Old hat. But still amazing to wear.
Edward de Bono, inventor of the term ‘Lateral Thinking’ and widely acknowledged as the world’s leading expert on thinking, wrote a book called Six Thinking Hats in 1985.
My explanation of Six Hats may not be the most accurate but it is the one I usually use when trying to explain the principle.
When we are thinking about an issue, even if we believe that we are being clear-headed and objective, we approach the subject in a very mixed up way.
For example, if we are asked for our opinion about a controversial topic, we cannot help but — automatically — colour our judgement by in-built prejudice or bias.

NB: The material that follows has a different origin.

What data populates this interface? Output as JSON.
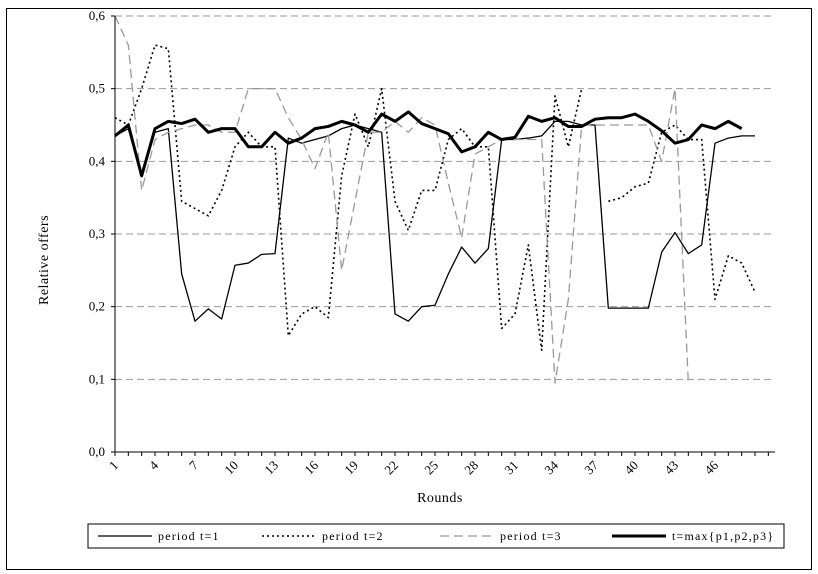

All the various strands of our thought processes overlap and merge.
This is not helpful and can lead to us making a decision that we later regret.
Six Hats thinking is a deliberate attempt to force the brain to think in unnatural ways.

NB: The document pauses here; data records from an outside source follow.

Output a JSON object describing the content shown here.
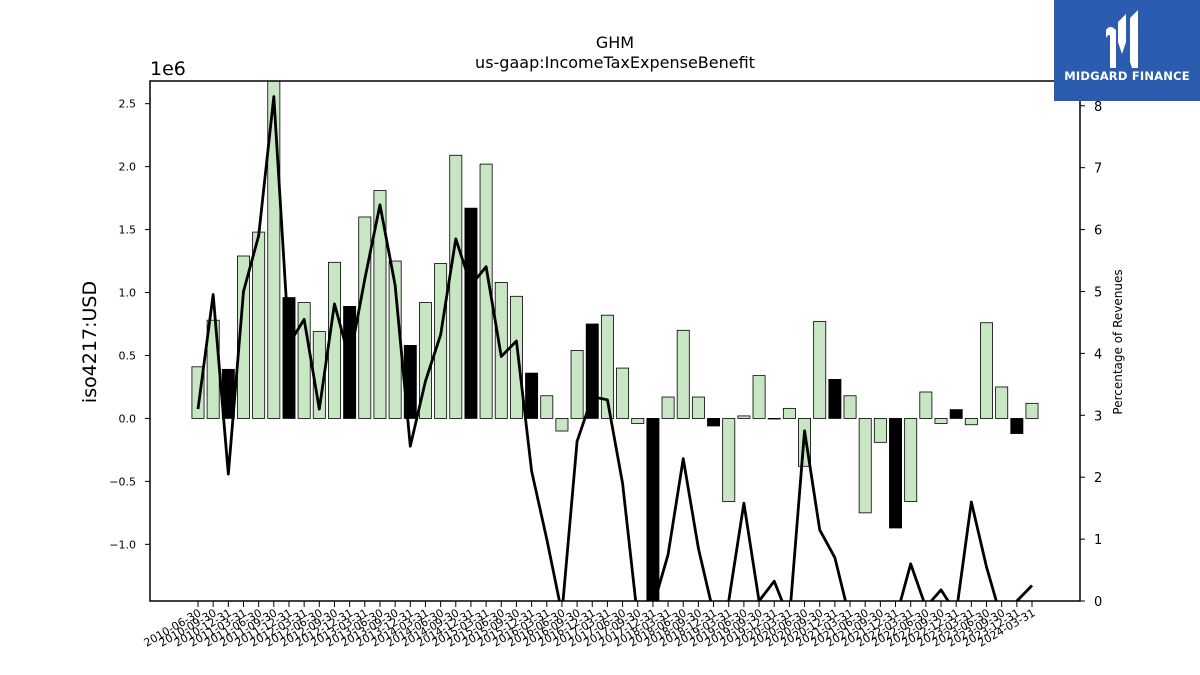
{
  "chart_data": {
    "type": "bar",
    "title": "GHM",
    "subtitle": "us-gaap:IncomeTaxExpenseBenefit",
    "ylabel": "iso4217:USD",
    "y2label": "Percentage of Revenues",
    "y_multiplier": "1e6",
    "ylim": [
      -1450000,
      2680000
    ],
    "y2lim": [
      0,
      8.4
    ],
    "yticks": [
      -1.0,
      -0.5,
      0.0,
      0.5,
      1.0,
      1.5,
      2.0,
      2.5
    ],
    "y2ticks": [
      0,
      1,
      2,
      3,
      4,
      5,
      6,
      7,
      8
    ],
    "grid": false,
    "categories": [
      "2010-06-30",
      "2010-09-30",
      "2010-12-31",
      "2011-03-31",
      "2011-06-30",
      "2011-09-30",
      "2011-12-31",
      "2012-03-31",
      "2012-06-30",
      "2012-09-30",
      "2012-12-31",
      "2013-03-31",
      "2013-06-30",
      "2013-09-30",
      "2013-12-31",
      "2014-03-31",
      "2014-06-30",
      "2014-09-30",
      "2014-12-31",
      "2015-03-31",
      "2015-06-30",
      "2015-09-30",
      "2015-12-31",
      "2016-03-31",
      "2016-06-30",
      "2016-09-30",
      "2016-12-31",
      "2017-03-31",
      "2017-06-30",
      "2017-09-30",
      "2017-12-31",
      "2018-03-31",
      "2018-06-30",
      "2018-09-30",
      "2018-12-31",
      "2019-03-31",
      "2019-06-30",
      "2019-09-30",
      "2019-12-31",
      "2020-03-31",
      "2020-06-30",
      "2020-09-30",
      "2020-12-31",
      "2021-03-31",
      "2021-06-30",
      "2021-09-30",
      "2021-12-31",
      "2022-03-31",
      "2022-06-30",
      "2022-09-30",
      "2022-12-31",
      "2023-03-31",
      "2023-06-30",
      "2023-09-30",
      "2023-12-31",
      "2024-03-31"
    ],
    "series": [
      {
        "kind": "bar",
        "values": [
          410000,
          780000,
          390000,
          1290000,
          1480000,
          2680000,
          960000,
          920000,
          690000,
          1240000,
          890000,
          1600000,
          1810000,
          1250000,
          580000,
          920000,
          1230000,
          2090000,
          1670000,
          2020000,
          1080000,
          970000,
          360000,
          180000,
          -100000,
          540000,
          750000,
          820000,
          400000,
          -40000,
          -1450000,
          170000,
          700000,
          170000,
          -60000,
          -660000,
          20000,
          340000,
          0,
          80000,
          -380000,
          770000,
          310000,
          180000,
          -750000,
          -190000,
          -870000,
          -660000,
          210000,
          -40000,
          70000,
          -50000,
          760000,
          250000,
          -120000,
          120000
        ],
        "highlight": [
          false,
          false,
          true,
          false,
          false,
          false,
          true,
          false,
          false,
          false,
          true,
          false,
          false,
          false,
          true,
          false,
          false,
          false,
          true,
          false,
          false,
          false,
          true,
          false,
          false,
          false,
          true,
          false,
          false,
          false,
          true,
          false,
          false,
          false,
          true,
          false,
          false,
          false,
          false,
          false,
          false,
          false,
          true,
          false,
          false,
          false,
          true,
          false,
          false,
          false,
          true,
          false,
          false,
          false,
          true,
          false
        ],
        "fill_color": "#c8e6c4",
        "highlight_color": "#000000"
      },
      {
        "kind": "line",
        "axis": "right",
        "values": [
          3.1,
          4.95,
          2.05,
          5.0,
          5.9,
          8.15,
          4.15,
          4.55,
          3.1,
          4.8,
          3.9,
          5.2,
          6.4,
          5.1,
          2.5,
          3.55,
          4.3,
          5.85,
          5.1,
          5.4,
          3.95,
          4.2,
          2.1,
          1.0,
          -0.2,
          2.58,
          3.3,
          3.25,
          1.9,
          -0.3,
          -0.1,
          0.75,
          2.3,
          0.85,
          -0.2,
          0.0,
          1.58,
          0.0,
          0.32,
          -0.3,
          2.75,
          1.15,
          0.7,
          -0.3,
          -0.3,
          -0.2,
          -0.3,
          0.6,
          -0.1,
          0.18,
          -0.2,
          1.6,
          0.55,
          -0.3,
          0.0,
          0.25
        ],
        "color": "#000000"
      }
    ]
  },
  "logo": {
    "text": "MIDGARD FINANCE",
    "bg_color": "#2b5cb0"
  }
}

Edward de Bono refers to this as ‘parallel thinking’. In other words, thinking in one, distinct way at a time.
He identified six, specific directions in which the brain can be challenged.

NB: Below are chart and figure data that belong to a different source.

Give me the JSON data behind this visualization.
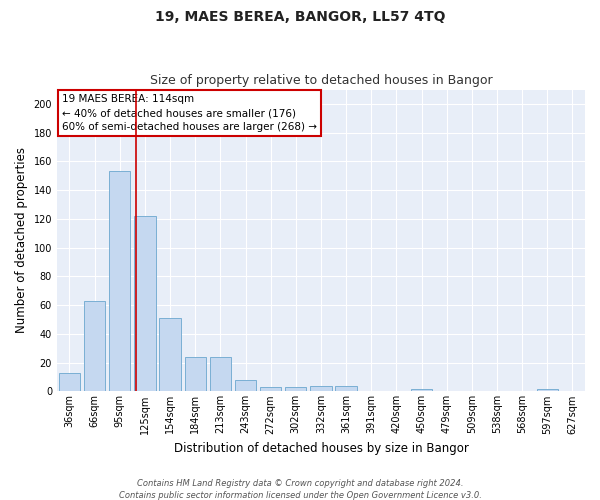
{
  "title": "19, MAES BEREA, BANGOR, LL57 4TQ",
  "subtitle": "Size of property relative to detached houses in Bangor",
  "xlabel": "Distribution of detached houses by size in Bangor",
  "ylabel": "Number of detached properties",
  "bar_labels": [
    "36sqm",
    "66sqm",
    "95sqm",
    "125sqm",
    "154sqm",
    "184sqm",
    "213sqm",
    "243sqm",
    "272sqm",
    "302sqm",
    "332sqm",
    "361sqm",
    "391sqm",
    "420sqm",
    "450sqm",
    "479sqm",
    "509sqm",
    "538sqm",
    "568sqm",
    "597sqm",
    "627sqm"
  ],
  "bar_values": [
    13,
    63,
    153,
    122,
    51,
    24,
    24,
    8,
    3,
    3,
    4,
    4,
    0,
    0,
    2,
    0,
    0,
    0,
    0,
    2,
    0
  ],
  "bar_color": "#c5d8f0",
  "bar_edge_color": "#7aafd4",
  "background_color": "#e8eef8",
  "grid_color": "#ffffff",
  "annotation_box_color": "#ffffff",
  "annotation_box_edge": "#cc0000",
  "annotation_line1": "19 MAES BEREA: 114sqm",
  "annotation_line2": "← 40% of detached houses are smaller (176)",
  "annotation_line3": "60% of semi-detached houses are larger (268) →",
  "red_line_x": 2.63,
  "ylim": [
    0,
    210
  ],
  "yticks": [
    0,
    20,
    40,
    60,
    80,
    100,
    120,
    140,
    160,
    180,
    200
  ],
  "footer1": "Contains HM Land Registry data © Crown copyright and database right 2024.",
  "footer2": "Contains public sector information licensed under the Open Government Licence v3.0.",
  "fig_width": 6.0,
  "fig_height": 5.0,
  "title_fontsize": 10,
  "subtitle_fontsize": 9,
  "ylabel_fontsize": 8.5,
  "xlabel_fontsize": 8.5,
  "tick_fontsize": 7,
  "ann_fontsize": 7.5,
  "footer_fontsize": 6
}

To help give each direction an identity, de Bono encourages us to imagine wearing a metaphorical hat of a certain colour.
Six Hats is primarily a group thinking process, with a trained facilitator (like me) running the show. But it’s such a simple, easy to remember technique that it is handy to use ‘solo’.
The results are truly amazing. But they have to be experienced to be believed.
There are numerous examples of how Six Hats has been used by major corporations and by well-known clients of Dr de Bono but, sadly, the technique never achieved mass market appeal.
In the early 2000s it was adopted in some parts of the British civil service and it has a loyal following in the education sector (notably in Australia) but Six Hats is still new to most people.
And it’s as good for our thinking today as it’s always been.